Applied financial NLP research

Financial 10-K Text Agent

An auditable financial NLP research pipeline for testing whether SEC 10-K disclosures contain out-of-sample predictive information about future volatility and abnormal-return targets.

This project sits at the intersection of financial NLP, empirical asset pricing, rolling out-of-sample validation, and research audit. It is not a RAG demo, generic sentiment classifier, or AI trading bot.

Scale

Current Release Metrics

50
Companies
500
SEC 10-K filings
FY2016-FY2025
Sample period
1,500
Labels
4,716
OOS predictions
520k+
Feature records
568
Tested specifications
100%
Eligible OOS coverage

Main finding

Preregistered Primary Prediction

The preregistered primary prediction specification uses Ridge on future 20-day realized volatility and evaluates ALL_SPLITS Rank IC.

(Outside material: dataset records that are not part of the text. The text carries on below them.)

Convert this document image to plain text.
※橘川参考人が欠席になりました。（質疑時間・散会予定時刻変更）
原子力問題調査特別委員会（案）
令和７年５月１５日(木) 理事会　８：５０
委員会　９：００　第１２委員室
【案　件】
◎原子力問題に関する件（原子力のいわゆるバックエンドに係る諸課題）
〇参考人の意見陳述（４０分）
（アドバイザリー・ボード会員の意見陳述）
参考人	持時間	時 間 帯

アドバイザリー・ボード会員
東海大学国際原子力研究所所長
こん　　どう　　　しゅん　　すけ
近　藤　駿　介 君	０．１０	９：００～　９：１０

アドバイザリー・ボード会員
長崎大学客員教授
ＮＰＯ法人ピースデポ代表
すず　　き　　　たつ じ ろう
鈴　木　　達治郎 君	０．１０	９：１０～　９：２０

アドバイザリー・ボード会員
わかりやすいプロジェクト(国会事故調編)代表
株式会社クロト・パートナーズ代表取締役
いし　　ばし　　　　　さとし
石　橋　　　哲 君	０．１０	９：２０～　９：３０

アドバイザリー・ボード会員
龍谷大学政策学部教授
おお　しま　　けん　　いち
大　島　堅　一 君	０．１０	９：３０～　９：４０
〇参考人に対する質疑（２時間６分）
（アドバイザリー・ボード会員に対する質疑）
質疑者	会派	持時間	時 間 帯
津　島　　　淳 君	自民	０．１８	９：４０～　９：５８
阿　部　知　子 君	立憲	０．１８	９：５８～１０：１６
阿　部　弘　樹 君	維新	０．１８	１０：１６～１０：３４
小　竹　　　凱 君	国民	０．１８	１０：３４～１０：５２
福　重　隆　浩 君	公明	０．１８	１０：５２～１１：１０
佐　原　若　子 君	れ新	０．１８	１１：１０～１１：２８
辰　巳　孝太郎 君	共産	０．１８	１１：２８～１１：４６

Ridge -> realized_volatility_1_20
Rank IC 0.2606
Raw p-value 0.00017

This supports exploratory out-of-sample evidence that 10-K text features contain ranking information about future 20-day realized volatility. The claim is prediction evidence, not tradable alpha.

Model comparison

Best Observed Exploratory Prediction

The strongest observed model-comparison result is reported separately from the preregistered primary claim.

Exploratory model-comparison result
Model Target Rank IC NW t-stat RMSE
XGBoost realized_volatility_1_20 0.3133 6.8479 0.00834

This is exploratory model-comparison evidence, not the preregistered primary claim.

Pipeline

From SEC Filing to Audited Result

1SEC Filings

Official 10-K filings and timestamps.

2Parsing

Business, Risk Factors, Legal Proceedings, MD&A.

3Labels

Future volatility and abnormal-return targets.

4Splits

Rolling train / validation / test windows.

5Features

LM tone plus train-window-only TF-IDF/SVD.

6Models

Baselines, Ridge, and XGBoost.

7Diagnostics

Rank IC, Newey-West, and portfolio diagnostics.

8Audit

Coverage, manifests, registry, checksums.

Research controls

Audit-Backed Workflow

Leakage Control

Rolling splits, filing-time alignment, label-window checks, and train-window-only vocabularies reduce look-ahead bias.

Model Comparison

Historical mean, industry mean, Ridge, and XGBoost are compared under rolling out-of-sample evaluation.

Multiple Testing

568 tested specifications are disclosed with Bonferroni, Holm, and Benjamini-Hochberg FDR adjustments.

Audit Trail

The package includes audit reports, coverage waterfalls, manifests, vocabulary hashes, prediction-scale checks, and checksums.

Usage Boundary

This is an applied-grade exploratory research run. It does not claim formal CRSP/WRDS-equivalent asset-pricing evidence, a survivorship-free research-grade universe, a production trading system, proven tradable alpha, or investment advice.

Portfolio outputs are diagnostic only. The preregistered primary portfolio specification did not establish formal tradable alpha.

Contribution

My Contributions

Research Design

Defined the empirical question, primary target, and preregistered result structure.

Data Engineering

Built document, price, label, and split artifacts across a 50-firm 10-K panel.

NLP Features

Implemented dictionary tone and train-window-only TF-IDF/SVD features.

Modeling

Compared baselines, Ridge, and XGBoost under rolling OOS evaluation.

Research Audit

Added coverage, leakage, multiple-testing, and artifact-integrity reports.

Interpretation

Reported volatility-prediction evidence while treating portfolio results as diagnostics.